Es sind Blockhaus-Christen. Eine nicht sehr große aber sehr laute Gruppe von Katholiken – es gibt sie auch in anderen Konfessionen – zieht sich aus dem Dialog zurück, aus der Kultur zurück, um in einer Art geistigem Blockhaus zu leben.
Zitieren wir ein sehr deutliches Beispiel, nicht weil ich es für den Durchschnitt halte, sondern weil daran viel deutlich wird. „We are at war for our own souls and the souls of people we love. We are at war for the soul of this culture and nation. And like any soldier, we must train to fight well.” (Ich lasse das unübersetzt, das muss man einfach im Original genießen) Monsignore Charles Pope – der Autor dieser Zeilen – ist nicht irgendwer, ein prominenter Blogger auf einer katholischen Webseite, ehemaliges Mitglied des Priesterrates des Erzbistums Washington D.C., Pfarrer dort und Dekan und so weiter. „Preparing people for war — a moral and spiritual war, not a shooting war — should include a clear setting forth of the errors of our time, and a clear and loving application of the truth to error and light to darkness.” Und so weiter, und so weiter.
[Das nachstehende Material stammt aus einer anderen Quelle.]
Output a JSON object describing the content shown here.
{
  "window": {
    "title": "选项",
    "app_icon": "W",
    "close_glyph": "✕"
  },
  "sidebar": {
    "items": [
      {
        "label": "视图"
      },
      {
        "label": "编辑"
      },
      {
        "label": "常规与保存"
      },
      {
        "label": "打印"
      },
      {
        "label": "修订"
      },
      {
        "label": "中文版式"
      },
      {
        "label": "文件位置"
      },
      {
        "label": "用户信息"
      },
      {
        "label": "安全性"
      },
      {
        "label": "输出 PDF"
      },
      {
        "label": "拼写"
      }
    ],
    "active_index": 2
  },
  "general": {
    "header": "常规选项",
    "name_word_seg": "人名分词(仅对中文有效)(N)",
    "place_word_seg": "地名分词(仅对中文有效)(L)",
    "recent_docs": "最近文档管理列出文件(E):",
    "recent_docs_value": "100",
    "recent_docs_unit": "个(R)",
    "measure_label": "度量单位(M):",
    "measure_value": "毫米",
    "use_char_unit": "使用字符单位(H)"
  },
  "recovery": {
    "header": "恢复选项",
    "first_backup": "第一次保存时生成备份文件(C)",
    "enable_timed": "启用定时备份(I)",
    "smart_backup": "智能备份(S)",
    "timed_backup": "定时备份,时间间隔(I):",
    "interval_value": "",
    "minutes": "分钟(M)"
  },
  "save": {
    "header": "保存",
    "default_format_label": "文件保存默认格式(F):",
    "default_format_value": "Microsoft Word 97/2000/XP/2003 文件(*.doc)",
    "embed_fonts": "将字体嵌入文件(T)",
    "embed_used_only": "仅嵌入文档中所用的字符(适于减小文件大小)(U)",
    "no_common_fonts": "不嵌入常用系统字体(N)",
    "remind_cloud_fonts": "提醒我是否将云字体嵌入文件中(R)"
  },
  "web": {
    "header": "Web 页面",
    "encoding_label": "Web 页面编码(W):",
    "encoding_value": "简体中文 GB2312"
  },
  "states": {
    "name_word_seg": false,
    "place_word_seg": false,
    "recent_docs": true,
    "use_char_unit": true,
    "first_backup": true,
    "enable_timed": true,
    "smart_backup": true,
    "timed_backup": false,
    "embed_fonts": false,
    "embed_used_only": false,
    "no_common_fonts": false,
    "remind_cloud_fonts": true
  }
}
Immerhin spricht er nicht von echtem Krieg, immerhin etwas.
Pope meint damit nicht etwa, dass die Kultur, die er beklagt, Krieg in die ganze Welt getragen hat, dass Länder ausgebeutet werden und so weiter. Er meint damit auch nicht die Lügen der Politik oder die Scheinheiligkeit von Rechtssprechung, welche die Abtreibung verbieten aber Todesstrafe behalten will. Nein, ihm geht es um „Wahrheit“. Da wird es immer gefährlich.
Kritik ist ja immer gut, aus dem Glauben heraus soll man die Kultur um uns herum immer auch kritisch sehen, das ist unbestritten. Darum geht es hier aber nicht. Sondern um die reine Wahrheit. Wie gesagt, da wird es immer gefährlich.
Spirituelle Militäreinsätze
Der Aufruf, sich nicht in die Komfortzonen des Glaubens zurück zu ziehen und irgendwie die Gemeinschaft toll und sich in ihr wohl zu fühlen ist ja ganz schön, das trifft sich Pope mit dem Papst (eine kleiner Wortwitz sei mir erlaubt). Aber die Kriegsmethaphorik ist schon übel.
Man könnte das über den Atlantik abschieben und einer Gesellschaft zuordnen, die mit Militäreinsätzen weniger Probleme hat und in der überhaupt Gewalt eher zum Alltag gehört als bei uns – die Attentate auf Schulen und die vielen Toten durch Schusswaffen erzählen eine traurige Geschichte. Aber das greift zu kurz.
Die Worte von Pope mögen extrem sein, drücken aber eine Einstellung aus, die sich in schwächerer Form häufiger findet, auch hier. Es ist der Traum der Aufrechten, die sich um die Fahne ihrer Identität sammeln und die geschwellte Brust des Recht-Habens vorstrecken.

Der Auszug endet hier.